Die Mitglieder der Samsung-Gewerkschaft haben den Kompromissvorschlag des Managements für Jahresprämien in Höhe von mehreren Hunderttausend Euro pro Kopf akzeptiert. Nach Gewerkschaftsangaben sprachen sich mehr als 70 Prozent der Mitglieder dafür aus, das Angebot der Geschäftsführung anzunehmen, mit dem jüngst ein Streik bei Südkoreas größtem Konzern abgewendet worden war.Die firmenweit gültige Einigung beinhaltet eine durchschnittliche Lohnerhöhung von 6,2 Prozent und die Ausschüttung von 10,5 Prozent des Unternehmensgewinns an die Belegschaft. Im Schnitt erhält demnach jeder und jede einen Bonus von etwa 509 Millionen Won (291.000 Euro). Laut Prognosen könnten aber allein die diesjährigen Boni für die Mitarbeiter der besonders profitablen Halbleiterabteilung bis zu 600 Millionen Won betragen (rund 340.000 Euro). Mehr als die Hälfte der Mitarbeiter von Samsung Electronics arbeitet bei der Halbleitersparte.

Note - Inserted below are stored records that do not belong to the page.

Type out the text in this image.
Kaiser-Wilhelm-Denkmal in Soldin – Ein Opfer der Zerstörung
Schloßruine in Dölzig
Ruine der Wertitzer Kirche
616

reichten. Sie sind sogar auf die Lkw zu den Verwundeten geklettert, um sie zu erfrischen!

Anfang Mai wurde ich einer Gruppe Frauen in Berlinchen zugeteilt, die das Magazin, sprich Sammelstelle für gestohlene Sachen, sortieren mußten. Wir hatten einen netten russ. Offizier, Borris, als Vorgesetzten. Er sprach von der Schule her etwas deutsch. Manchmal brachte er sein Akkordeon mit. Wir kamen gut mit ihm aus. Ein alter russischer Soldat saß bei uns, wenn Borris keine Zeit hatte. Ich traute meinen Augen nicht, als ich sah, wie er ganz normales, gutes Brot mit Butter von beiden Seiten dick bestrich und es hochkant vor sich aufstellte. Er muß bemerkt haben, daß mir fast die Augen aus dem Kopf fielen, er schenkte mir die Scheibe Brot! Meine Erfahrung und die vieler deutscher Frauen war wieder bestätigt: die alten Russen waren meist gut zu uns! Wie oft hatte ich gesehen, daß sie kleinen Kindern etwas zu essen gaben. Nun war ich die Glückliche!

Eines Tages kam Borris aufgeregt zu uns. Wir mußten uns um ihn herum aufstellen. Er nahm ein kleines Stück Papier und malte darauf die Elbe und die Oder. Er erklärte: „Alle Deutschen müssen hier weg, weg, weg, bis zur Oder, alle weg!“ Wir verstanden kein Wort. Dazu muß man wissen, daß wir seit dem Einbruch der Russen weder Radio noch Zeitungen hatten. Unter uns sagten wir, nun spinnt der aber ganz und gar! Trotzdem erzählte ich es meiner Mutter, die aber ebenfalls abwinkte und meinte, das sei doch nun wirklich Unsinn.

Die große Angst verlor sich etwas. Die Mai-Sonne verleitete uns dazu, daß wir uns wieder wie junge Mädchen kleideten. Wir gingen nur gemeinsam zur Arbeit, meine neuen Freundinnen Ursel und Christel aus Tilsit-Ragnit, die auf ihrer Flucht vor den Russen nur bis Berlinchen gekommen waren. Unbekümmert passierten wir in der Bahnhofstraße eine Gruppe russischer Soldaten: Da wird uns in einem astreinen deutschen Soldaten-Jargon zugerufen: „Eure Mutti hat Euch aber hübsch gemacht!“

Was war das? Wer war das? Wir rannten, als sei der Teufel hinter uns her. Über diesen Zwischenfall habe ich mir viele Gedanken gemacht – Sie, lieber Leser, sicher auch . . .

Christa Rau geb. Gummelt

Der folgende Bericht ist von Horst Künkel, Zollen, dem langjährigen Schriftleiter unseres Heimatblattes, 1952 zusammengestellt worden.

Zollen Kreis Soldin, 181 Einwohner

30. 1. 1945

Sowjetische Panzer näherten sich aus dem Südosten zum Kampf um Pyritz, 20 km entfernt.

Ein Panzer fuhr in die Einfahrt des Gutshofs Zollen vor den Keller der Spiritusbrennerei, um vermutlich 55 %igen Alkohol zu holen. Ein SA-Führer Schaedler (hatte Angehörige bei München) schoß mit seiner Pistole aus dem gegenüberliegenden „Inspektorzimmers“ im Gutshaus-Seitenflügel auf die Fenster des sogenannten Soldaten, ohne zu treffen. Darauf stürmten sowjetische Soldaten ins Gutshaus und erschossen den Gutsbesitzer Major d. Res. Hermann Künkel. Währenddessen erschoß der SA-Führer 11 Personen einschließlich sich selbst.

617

Samsung hat in Südkorea rund 125.000 Angestellte. Den Bonus von 509 Millionen Won erhalten nun rund 78.000 Beschäftigte des Konzerns. Er soll in diesem Jahr ausbezahlt werden. Auch für die kommenden Jahre sind in dem Abkommen Bonuszahlungen vorgesehen, ihre Höhe hängt von der Gewinnentwicklung ab.Zuvor hatten beim weltweit größten Produzenten von Speicherchips rund 48.000 gewerkschaftlich organisierte Mitarbeiter einen 18-tägigen Streik angedroht. Hintergrund war ein Konflikt um die Höhe von Bonuszahlungen an die Belegschaft, nachdem der Elektronikriese im Zuge des Booms rund um künstliche Intelligenz Rekordgewinne erzielt hatte. Allein der Betriebsgewinn für das erste Jahresquartal betrug 57,2 Billionen Won (knapp 33 Milliarden Euro) – in etwa das Achtfache des Vorjahreszeitraums.